Но суть природы – рост и движение. Как-то под вечер он подобрался к ней сзади – там же, в музыкальной, – гораздо бесшумнее, чем когда-либо прежде, потому что пришел босиком, и маленькая Ада, обернувшись, закрыла глаза и приникла своими губами к его в свежем, как роза, поцелуе, заворожившем и заморочившем Вана.
– А теперь беги, – сказала она, – быстро-быстро, я занята.
И поскольку он глупо мешкал, она мазнула его мокрой кистью по горящему лбу, как бы «осенив крестным знаменьем», по древнему эстотскому обычаю.
– Мне нужно закончить эту штуку, – сказала она, указывая пурпурно-фиалковой кистью на помесь Ophrys scolopax с Ophrys veenae, – а уже пора одеваться, потому что Марине приспичило, чтобы Ким нас щелкнул, как мы с тобой держимся за ручки и ухмыляемся (ухмыляясь и вновь поворачиваясь к своему отвратительному цветку).
Самый толстый из найденных в библиотеке словарей сообщал в статье «Губа»: «Любая из двух складок плоти, окружающих отверстие».
«Милейший Эмиль», как Ада называла Monsieur Littre, сообщал следующее: «Partie exterieure et charnue qui forme le contour de la bouche ... Les deux bords d'une plaie simple» (мы без затей беседуем нашими ранами, и раны порождают потомство) «...C'est le membre qui leche». Милейший Эмиль!
Маленькую, но пухлую русскую энциклопедию «губа» заинтересовала лишь в качестве территориального округа в древней Ляске да еще полярной заводи.
Их губы обладали абсурдным сходством складки, тона и текстуры.

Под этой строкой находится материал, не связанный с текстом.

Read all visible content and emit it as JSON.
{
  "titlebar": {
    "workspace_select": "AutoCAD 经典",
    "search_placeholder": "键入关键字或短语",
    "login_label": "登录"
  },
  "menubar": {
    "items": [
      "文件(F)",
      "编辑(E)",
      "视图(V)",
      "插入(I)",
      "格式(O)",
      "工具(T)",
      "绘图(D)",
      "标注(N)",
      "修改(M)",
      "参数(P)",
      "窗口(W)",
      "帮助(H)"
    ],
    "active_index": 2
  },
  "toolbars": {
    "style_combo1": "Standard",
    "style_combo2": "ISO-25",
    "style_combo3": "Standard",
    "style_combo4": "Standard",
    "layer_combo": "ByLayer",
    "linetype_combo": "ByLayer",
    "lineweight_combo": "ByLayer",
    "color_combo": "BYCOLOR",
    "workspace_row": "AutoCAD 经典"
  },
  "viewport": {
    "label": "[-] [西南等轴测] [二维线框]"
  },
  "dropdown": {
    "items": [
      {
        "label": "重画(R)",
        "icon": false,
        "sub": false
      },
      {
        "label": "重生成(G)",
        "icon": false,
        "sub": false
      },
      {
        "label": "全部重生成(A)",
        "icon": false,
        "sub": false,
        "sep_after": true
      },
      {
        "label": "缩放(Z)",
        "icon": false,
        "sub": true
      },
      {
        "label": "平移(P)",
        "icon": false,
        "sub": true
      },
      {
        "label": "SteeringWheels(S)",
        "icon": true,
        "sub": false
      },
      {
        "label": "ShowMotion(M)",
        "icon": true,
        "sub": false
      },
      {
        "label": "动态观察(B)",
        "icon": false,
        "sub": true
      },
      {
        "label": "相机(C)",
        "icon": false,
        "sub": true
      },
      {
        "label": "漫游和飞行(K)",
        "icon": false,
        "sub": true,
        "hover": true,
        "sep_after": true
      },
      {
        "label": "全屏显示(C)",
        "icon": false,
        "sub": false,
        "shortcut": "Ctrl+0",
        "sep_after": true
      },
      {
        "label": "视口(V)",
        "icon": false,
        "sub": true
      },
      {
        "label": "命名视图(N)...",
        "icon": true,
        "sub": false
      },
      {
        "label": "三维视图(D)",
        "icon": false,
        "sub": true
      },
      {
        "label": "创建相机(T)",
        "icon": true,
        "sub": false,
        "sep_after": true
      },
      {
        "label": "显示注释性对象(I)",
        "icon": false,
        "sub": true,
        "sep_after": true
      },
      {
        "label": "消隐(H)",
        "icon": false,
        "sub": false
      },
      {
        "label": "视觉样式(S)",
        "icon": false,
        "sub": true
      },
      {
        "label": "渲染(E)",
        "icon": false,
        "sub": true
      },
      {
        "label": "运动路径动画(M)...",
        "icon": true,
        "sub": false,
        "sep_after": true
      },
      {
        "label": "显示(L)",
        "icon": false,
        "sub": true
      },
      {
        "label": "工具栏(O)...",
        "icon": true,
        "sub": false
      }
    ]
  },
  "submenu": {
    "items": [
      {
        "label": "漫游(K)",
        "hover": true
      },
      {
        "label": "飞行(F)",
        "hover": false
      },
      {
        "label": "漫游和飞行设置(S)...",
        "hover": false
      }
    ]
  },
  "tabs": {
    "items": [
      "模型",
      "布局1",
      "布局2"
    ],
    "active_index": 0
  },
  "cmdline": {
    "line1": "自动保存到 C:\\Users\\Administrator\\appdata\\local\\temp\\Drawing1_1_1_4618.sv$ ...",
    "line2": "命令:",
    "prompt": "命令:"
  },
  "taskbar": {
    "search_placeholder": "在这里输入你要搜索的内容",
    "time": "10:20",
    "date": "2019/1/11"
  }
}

У Вана верхняя напоминала формой летящую прямо на вас морскую ширококрылую птицу, тогда как нижняя, полная и хмурая, придавала его обычному выражению оттенок жестокости. Ни малейших признаков этой жестокости не замечалось в губах Ады, но вырезанная в форме лука верхняя и великоватая, пренебрежительно выпяченная, матово-розовая нижняя повторяли рот Вана в женском ключе.
В поцелуйную пору (две нездоровых недели беспорядочных долгих объятий) как бы некая странно стыдливая ширма отъединила наших детей от беснующихся тел друг друга. Впрочем, прикосновения и отклики на прикосновения все равно пробивались сквозь нее, будто далекая дрожь отчаянных призывов. Неустанно, неотступно и нежно Ван терся своими губами о ее – вправо, влево, вниз, вверх, жизнь, смерть, – отчего этот жаркий цветок раскрывался, являя контраст между невесомой нежностью наружной идиллии и грубым обилием потаенной плоти.